TN: Fingerprinting for gun owners could come to an end : "A 1998 state law that requires gun buyers to provide a fingerprint could soon be a thing of the past. A bill that passed 82-11 in the State House is now headed for the Senate. It says firearms dealers in Tennessee would no longer be required to take thumbprints from people buying a gun. . Although thumb printing is required, it's not part of TBI's background check for a gun purchase. The dealer calls in the information provided by the potential buyer."
One more hoop for you: ""A recent article by the Portland Progressive Examiner unwittingly illustrates an underappreciated problem with the concept of the concealed weapons permit: privacy, not from the government, but from the public. Prospective applicants' apprehensions about privacy from the government - the whole `why on earth would I volunteer to be on a government list?' problem - is well-understood and generally self-articulating. But how about this problem: what happens when someone decides (usually post facto and unilaterally, such as the judge in this case) that the records are suddenly public domain? It was almost certainly not the intention of the author to talk seriously about this topic, but his commenters did not let him get away with the rather standard-issue, thinly veiled contempt that most `progressives' seem to have for what I like to call `enforceable individual sovereignty.'"

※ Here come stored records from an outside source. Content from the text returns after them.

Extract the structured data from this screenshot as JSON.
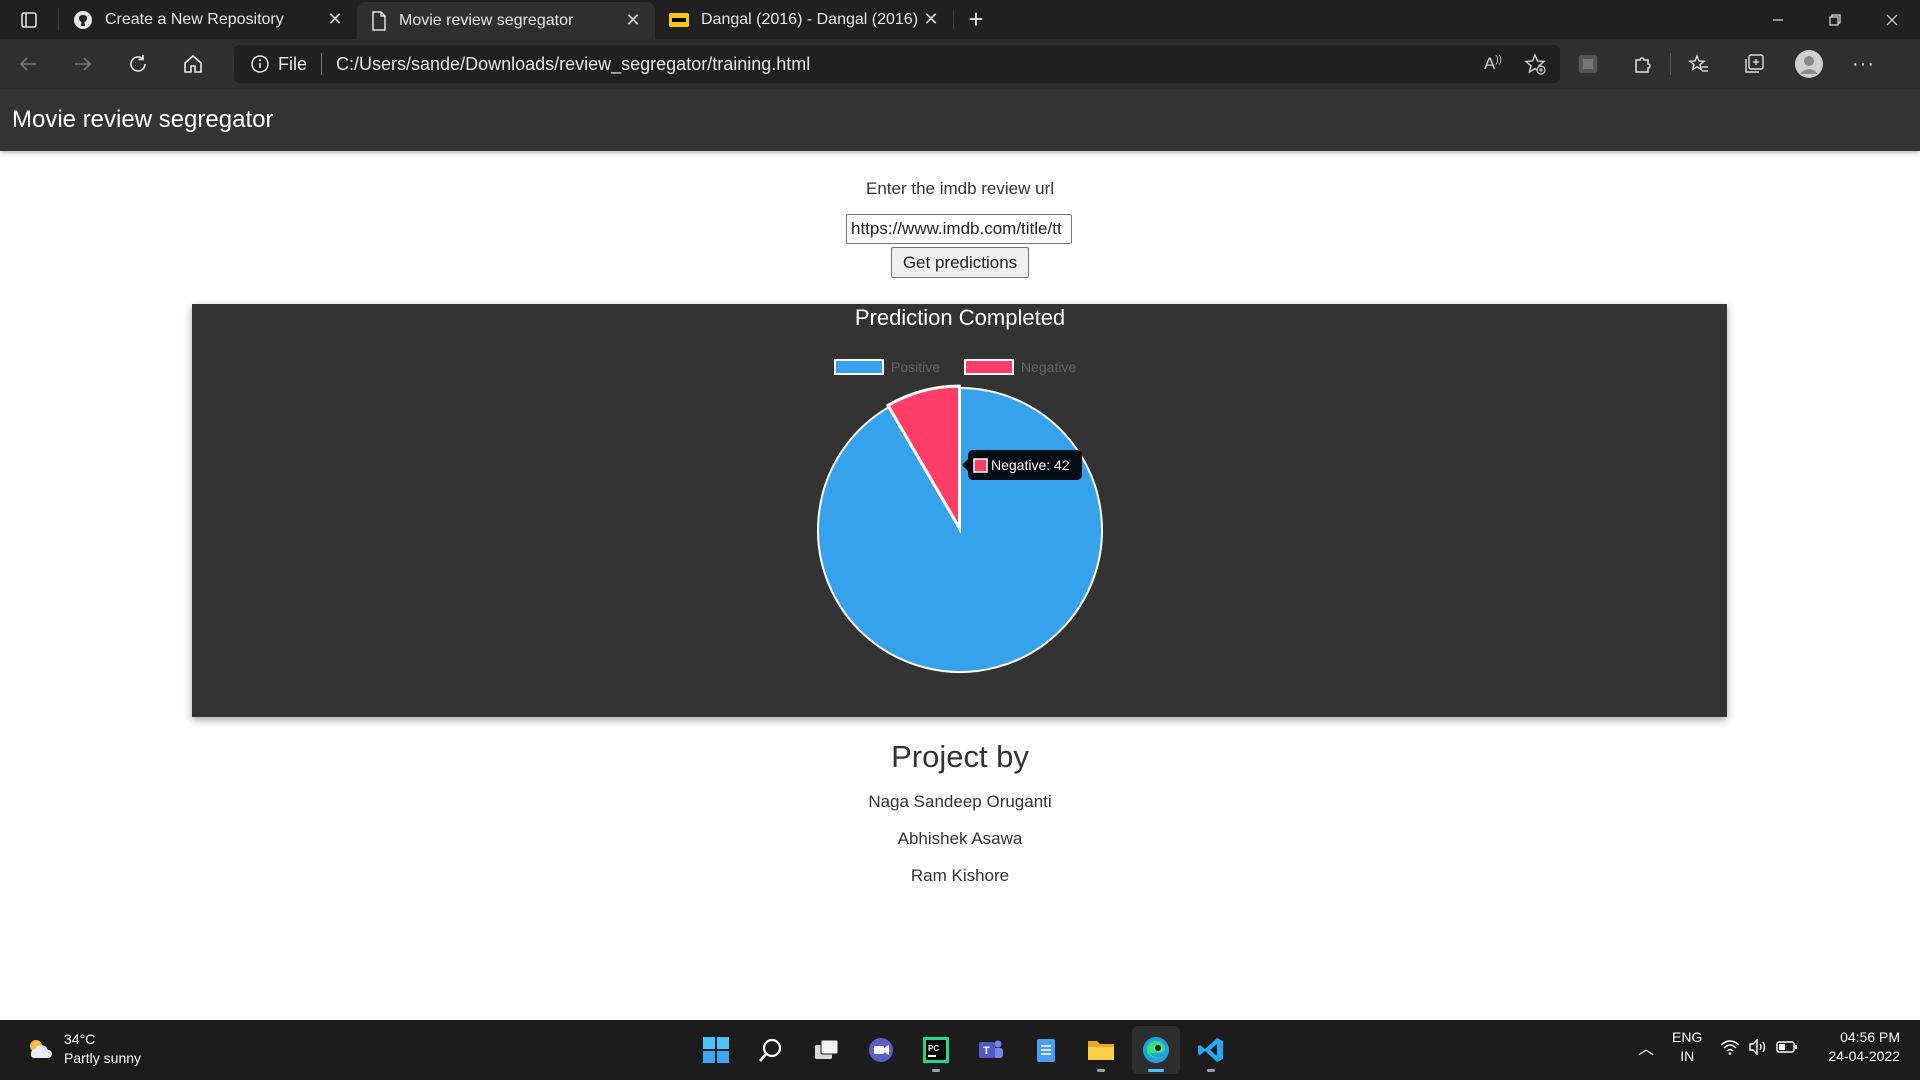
{
  "browser": {
    "tabs": [
      {
        "title": "Create a New Repository",
        "icon": "github-icon",
        "active": false
      },
      {
        "title": "Movie review segregator",
        "icon": "file-icon",
        "active": true
      },
      {
        "title": "Dangal (2016) - Dangal (2016) - ",
        "icon": "imdb-icon",
        "active": false
      }
    ],
    "address": {
      "scheme_label": "File",
      "url": "C:/Users/sande/Downloads/review_segregator/training.html"
    }
  },
  "app": {
    "title": "Movie review segregator",
    "form": {
      "label": "Enter the imdb review url",
      "url_value": "https://www.imdb.com/title/tt",
      "submit_label": "Get predictions"
    },
    "footer": {
      "heading": "Project by",
      "members": [
        "Naga Sandeep Oruganti",
        "Abhishek Asawa",
        "Ram Kishore"
      ]
    }
  },
  "chart_data": {
    "type": "pie",
    "title": "Prediction Completed",
    "categories": [
      "Positive",
      "Negative"
    ],
    "values": [
      458,
      42
    ],
    "colors": [
      "#36a2eb",
      "#ff3d67"
    ],
    "legend_position": "top",
    "tooltip": {
      "label": "Negative: 42",
      "category": "Negative"
    }
  },
  "taskbar": {
    "weather": {
      "temp": "34°C",
      "condition": "Partly sunny"
    },
    "language": {
      "lang": "ENG",
      "region": "IN"
    },
    "clock": {
      "time": "04:56 PM",
      "date": "24-04-2022"
    }
  }
}
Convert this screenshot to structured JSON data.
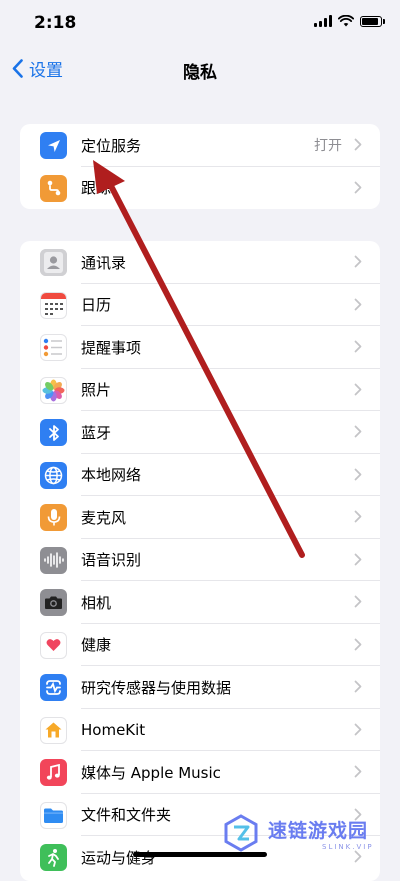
{
  "status": {
    "time": "2:18"
  },
  "nav": {
    "back_label": "设置",
    "title": "隐私"
  },
  "groups": [
    {
      "items": [
        {
          "label": "定位服务",
          "value": "打开",
          "icon": "location-arrow-icon",
          "color": "#2f7ff2"
        },
        {
          "label": "跟踪",
          "value": "",
          "icon": "tracking-icon",
          "color": "#f19a36"
        }
      ]
    },
    {
      "items": [
        {
          "label": "通讯录",
          "icon": "contacts-icon",
          "color": "#c9c9cc"
        },
        {
          "label": "日历",
          "icon": "calendar-icon",
          "color": "#ffffff"
        },
        {
          "label": "提醒事项",
          "icon": "reminders-icon",
          "color": "#ffffff"
        },
        {
          "label": "照片",
          "icon": "photos-icon",
          "color": "#ffffff"
        },
        {
          "label": "蓝牙",
          "icon": "bluetooth-icon",
          "color": "#2f7ff2"
        },
        {
          "label": "本地网络",
          "icon": "globe-icon",
          "color": "#2f7ff2"
        },
        {
          "label": "麦克风",
          "icon": "microphone-icon",
          "color": "#f19a36"
        },
        {
          "label": "语音识别",
          "icon": "waveform-icon",
          "color": "#8e8e93"
        },
        {
          "label": "相机",
          "icon": "camera-icon",
          "color": "#8e8e93"
        },
        {
          "label": "健康",
          "icon": "heart-icon",
          "color": "#ffffff"
        },
        {
          "label": "研究传感器与使用数据",
          "icon": "research-icon",
          "color": "#2f7ff2"
        },
        {
          "label": "HomeKit",
          "icon": "home-icon",
          "color": "#ffffff"
        },
        {
          "label": "媒体与 Apple Music",
          "icon": "music-note-icon",
          "color": "#f2455a"
        },
        {
          "label": "文件和文件夹",
          "icon": "folder-icon",
          "color": "#ffffff"
        },
        {
          "label": "运动与健身",
          "icon": "fitness-icon",
          "color": "#3fbf5a"
        }
      ]
    }
  ],
  "watermark": {
    "title": "速链游戏园",
    "subtitle": "SLINK.VIP"
  },
  "colors": {
    "accent": "#1a73e8",
    "annotation": "#b01e1e",
    "background": "#f2f2f7"
  }
}
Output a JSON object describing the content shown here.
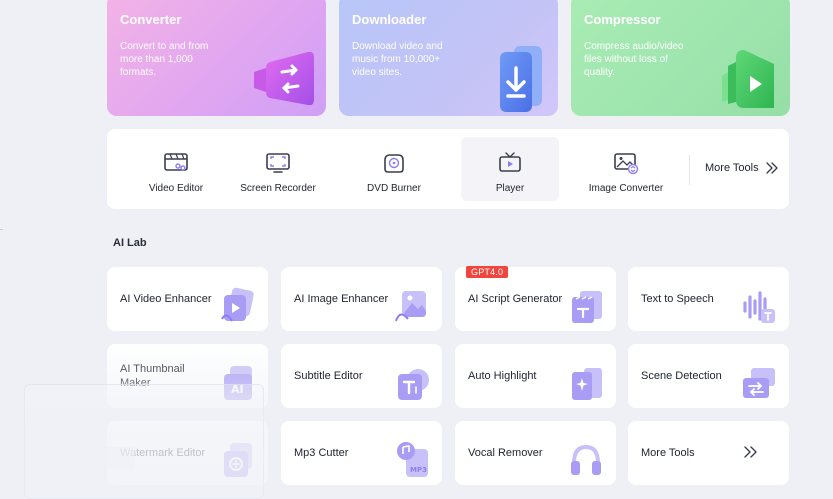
{
  "hero_cards": [
    {
      "id": "converter",
      "title": "Converter",
      "desc": "Convert to and from more than 1,000 formats."
    },
    {
      "id": "downloader",
      "title": "Downloader",
      "desc": "Download video and music from 10,000+ video sites."
    },
    {
      "id": "compressor",
      "title": "Compressor",
      "desc": "Compress audio/video files without loss of quality."
    }
  ],
  "tools": [
    {
      "label": "Video Editor",
      "icon": "video-editor-icon"
    },
    {
      "label": "Screen Recorder",
      "icon": "screen-recorder-icon"
    },
    {
      "label": "DVD Burner",
      "icon": "dvd-burner-icon"
    },
    {
      "label": "Player",
      "icon": "player-icon"
    },
    {
      "label": "Image Converter",
      "icon": "image-converter-icon"
    }
  ],
  "more_tools_label": "More Tools",
  "ai_lab": {
    "title": "AI Lab",
    "badge": "GPT4.0",
    "cards": [
      {
        "label": "AI Video Enhancer"
      },
      {
        "label": "AI Image Enhancer"
      },
      {
        "label": "AI Script Generator"
      },
      {
        "label": "Text to Speech"
      },
      {
        "label": "AI Thumbnail Maker"
      },
      {
        "label": "Subtitle Editor"
      },
      {
        "label": "Auto Highlight"
      },
      {
        "label": "Scene Detection"
      },
      {
        "label": "Watermark Editor"
      },
      {
        "label": "Mp3 Cutter"
      },
      {
        "label": "Vocal Remover"
      },
      {
        "label": "More Tools"
      }
    ]
  },
  "colors": {
    "accent_purple": "#8f7cf2",
    "badge_red": "#f2453d",
    "background": "#eef0f6"
  }
}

Why people carry guns : "Most people who choose to carry a firearm for self defense will, sooner or later, have someone ask them the question, `why do you carry a gun?' Sometimes it will be asked accusingly by an anti-gun person seeking to ridicule them. Other times it will be by someone who has been lead to believe that guns are bad and the people who carry them are, but they're not really sure and are genuinely curious. . The anti-gun crowd will tell you it is because of paranoia or that [gun owners] want to feel big and powerful. I've never found either to be the case. For most, it is because they want to feel safe."